A nice eggy main dish for a brunch or light supper. Finished up in the oven in less than an hour, but needs earlier prep time for the vegetables.

Amounts in the recipe are for 4-6 servings, prepared in a small oblong glass baking dish (7 in x 11 in) or 2 qt casserole.

For 6-8 servings, increase amounts by half and use a large oblong baking dish (9 in x 13 in) or 3 qt casserole.

  • 4 Tbsp (1/2 stick) butter
  • 2 lbs zucchini, in small pieces
  • 6 medium mushrooms, sliced

Cut the zucchini in half lengthwise, then cut in thin slices. Clean and slice the mushrooms.
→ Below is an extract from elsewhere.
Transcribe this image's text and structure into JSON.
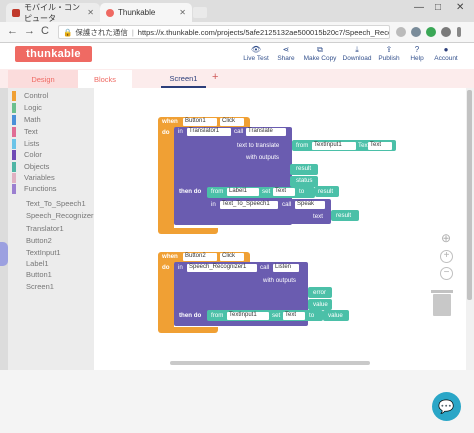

Melt the butter in a large saucepan with a tight-fitting lid. Add the vegetables and stir to coat with melted butter. Cover and cook over low heat until tender, about 10 minutes. Stir occasionally. Set aside to cool to room temperature before proceeding.

  • 4 eggs
  • 1/2 cup half-and-half
  • 3 Tbsp fine dry bread crumbs
  • 1/2 cup onion, diced
  • 1 tsp Worcestershire sauce
  • dash hot pepper sauce (Tabasco)
  • 1 tsp salt
  • 1/8 tsp pepper
  • 1/4 cup grated Parmesan cheese
  • ———
  • 1/4 cup grated Parmesan cheese

Beat the eggs with half and half. Add all the other ingredients and mix well. Combine the mixture with the cooled vegetables and turn into a buttered glass baking dish (2qt, 7 in x 11 in oblong) or casserole.

Sprinkle the second 1/4 cup Parmesan cheese over the top and bake uncovered for 40 minutes.

Let rest for 15-20 minutes before serving.